Yea, I must love thee though I fall and die!
Yea, hath my heart become for Love a lyre,
And he hath syllabled thy name, and I
Fill in each silence with a song; aspire
To rival in my rapture Euterpe.
For life or death, Elysium or Doom,
We soar and sink together through the vast
And unrevealed, dim reaches of the Room
Whose walls are Night, and its wide portals three—
The Future, and the Present, and the Past!

IV

Leave thou thy chamber and its spectral glooms;
Rise like the morn upon the mountains; stand,
My Rose of Dawn, among all lesser blooms,
And with white lilies mate each slender hand,
And let the sky grow glorious and blue
To match thine eyes! ... Come, Queen, and my Adored,
Clothed in thy splendour as I saw thee first!
Oh, come, ere I thwart Cæsar on my sword,
And with my body pay him what is due!
Quench with thy lips on mine, O Heart, love's thirst.

V

Why dost thou linger, thou the miracle
Among all marvels?

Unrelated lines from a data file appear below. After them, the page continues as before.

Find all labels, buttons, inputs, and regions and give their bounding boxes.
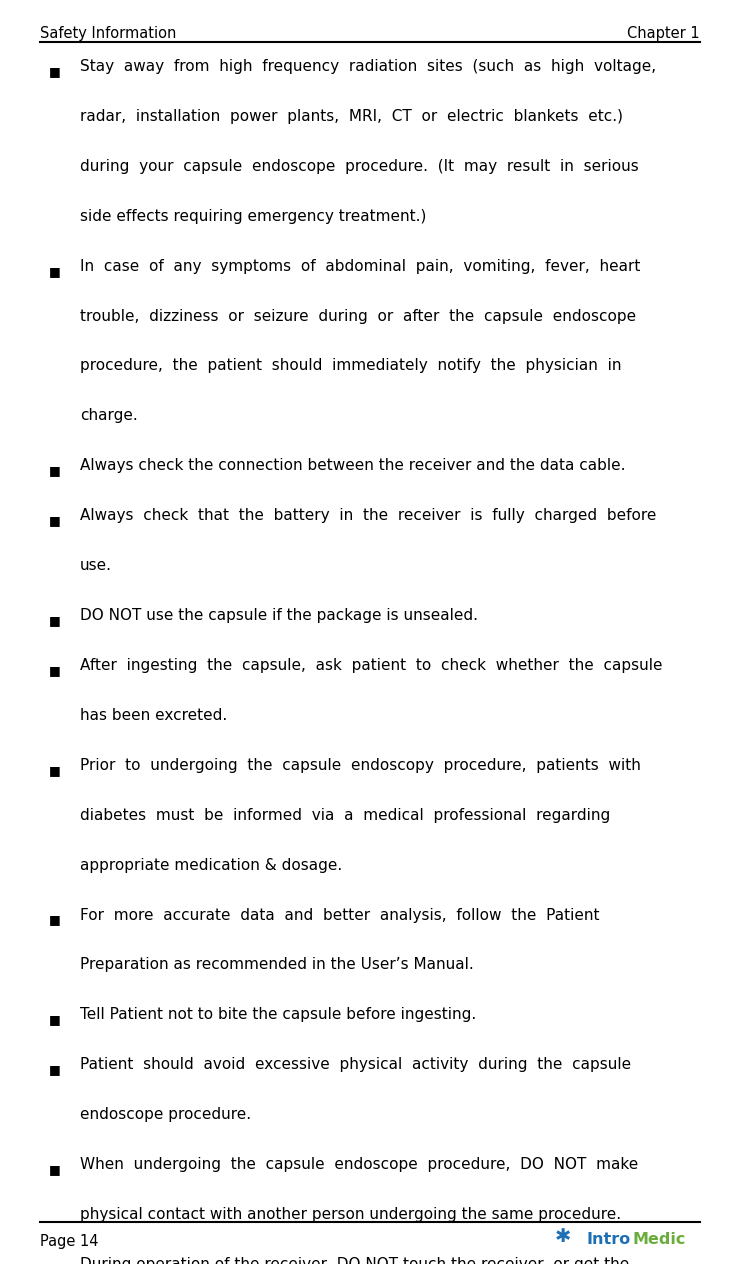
Text: In  case  of  any  symptoms  of  abdominal  pain,  vomiting,  fever,  heart: In case of any symptoms of abdominal pai… bbox=[80, 259, 640, 273]
Text: ■: ■ bbox=[49, 514, 61, 527]
Text: Intro: Intro bbox=[587, 1232, 631, 1248]
Text: Stay  away  from  high  frequency  radiation  sites  (such  as  high  voltage,: Stay away from high frequency radiation … bbox=[80, 59, 656, 75]
Text: Tell Patient not to bite the capsule before ingesting.: Tell Patient not to bite the capsule bef… bbox=[80, 1007, 477, 1023]
Text: Always check the connection between the receiver and the data cable.: Always check the connection between the … bbox=[80, 459, 626, 473]
Text: Preparation as recommended in the User’s Manual.: Preparation as recommended in the User’s… bbox=[80, 957, 474, 972]
Text: ■: ■ bbox=[49, 64, 61, 78]
Text: Safety Information: Safety Information bbox=[40, 27, 176, 40]
Text: ■: ■ bbox=[49, 1163, 61, 1176]
Text: After  ingesting  the  capsule,  ask  patient  to  check  whether  the  capsule: After ingesting the capsule, ask patient… bbox=[80, 659, 662, 672]
Text: Patient  should  avoid  excessive  physical  activity  during  the  capsule: Patient should avoid excessive physical … bbox=[80, 1057, 631, 1072]
Text: side effects requiring emergency treatment.): side effects requiring emergency treatme… bbox=[80, 209, 426, 224]
Text: Chapter 1: Chapter 1 bbox=[627, 27, 700, 40]
Text: trouble,  dizziness  or  seizure  during  or  after  the  capsule  endoscope: trouble, dizziness or seizure during or … bbox=[80, 308, 636, 324]
Text: ■: ■ bbox=[49, 264, 61, 278]
Text: For  more  accurate  data  and  better  analysis,  follow  the  Patient: For more accurate data and better analys… bbox=[80, 908, 600, 923]
Text: charge.: charge. bbox=[80, 408, 138, 423]
Text: endoscope procedure.: endoscope procedure. bbox=[80, 1107, 251, 1122]
Text: Medic: Medic bbox=[633, 1232, 687, 1248]
Text: diabetes  must  be  informed  via  a  medical  professional  regarding: diabetes must be informed via a medical … bbox=[80, 808, 610, 823]
Text: ■: ■ bbox=[49, 464, 61, 478]
Text: Prior  to  undergoing  the  capsule  endoscopy  procedure,  patients  with: Prior to undergoing the capsule endoscop… bbox=[80, 758, 641, 772]
Text: ■: ■ bbox=[49, 664, 61, 678]
Text: ✱: ✱ bbox=[555, 1227, 572, 1246]
Text: radar,  installation  power  plants,  MRI,  CT  or  electric  blankets  etc.): radar, installation power plants, MRI, C… bbox=[80, 109, 623, 124]
Text: ■: ■ bbox=[49, 1014, 61, 1026]
Text: use.: use. bbox=[80, 559, 112, 573]
Text: During operation of the receiver, DO NOT touch the receiver, or get the: During operation of the receiver, DO NOT… bbox=[80, 1256, 630, 1264]
Text: When  undergoing  the  capsule  endoscope  procedure,  DO  NOT  make: When undergoing the capsule endoscope pr… bbox=[80, 1157, 638, 1172]
Text: appropriate medication & dosage.: appropriate medication & dosage. bbox=[80, 857, 343, 872]
Text: ■: ■ bbox=[49, 1063, 61, 1076]
Text: physical contact with another person undergoing the same procedure.: physical contact with another person und… bbox=[80, 1207, 621, 1222]
Text: procedure,  the  patient  should  immediately  notify  the  physician  in: procedure, the patient should immediatel… bbox=[80, 359, 621, 373]
Text: Page 14: Page 14 bbox=[40, 1234, 99, 1249]
Text: ■: ■ bbox=[49, 763, 61, 777]
Text: has been excreted.: has been excreted. bbox=[80, 708, 227, 723]
Text: ■: ■ bbox=[49, 614, 61, 627]
Text: DO NOT use the capsule if the package is unsealed.: DO NOT use the capsule if the package is… bbox=[80, 608, 478, 623]
Text: during  your  capsule  endoscope  procedure.  (It  may  result  in  serious: during your capsule endoscope procedure.… bbox=[80, 159, 639, 174]
Text: ■: ■ bbox=[49, 914, 61, 927]
Text: Always  check  that  the  battery  in  the  receiver  is  fully  charged  before: Always check that the battery in the rec… bbox=[80, 508, 657, 523]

Hither call the birds;
The faint, far song of rivers; silver bell
And pause of twilight, when the crooning words
Of mothers bending over babes awake
Echoes of whispers through the reeds and grass:
Let these and other voices vie with thine,
And lo! the god who vanquished Marsyas
Yields thee his harp, and one by one forsake
The nymphs their singing for thy voice divine.

VI

O beauty, beauty that can never die!
O music, music meeting on thy mouth!
Challenge the wings of morning, bid them fly
Over the earth, east, west, north, and south,
To find one other woman fair as thou;
One other woman in whom harmonies
Rise up like fountains singing in the sun.
Supernal Wonder! thou art more than these
Frail jars of perfumed balsams from the bough
Of Life's tree, emptied ere the day be done.

VII

Since thou wast born, the dreamy lotus blows
Its blossomed buds no more in vales of ease;
Mnemosyne revives where Lethe flows
Past sad, lost souls; for he who beauty sees,
That moment lives forever, and the sight
Shatters the crystal chalices of dream;
While phantom faces form, and legions wan
And ghostly gather from the dark to stream
Out through the wide, star-studded gates of night,
Claiming the open portals of the dawn!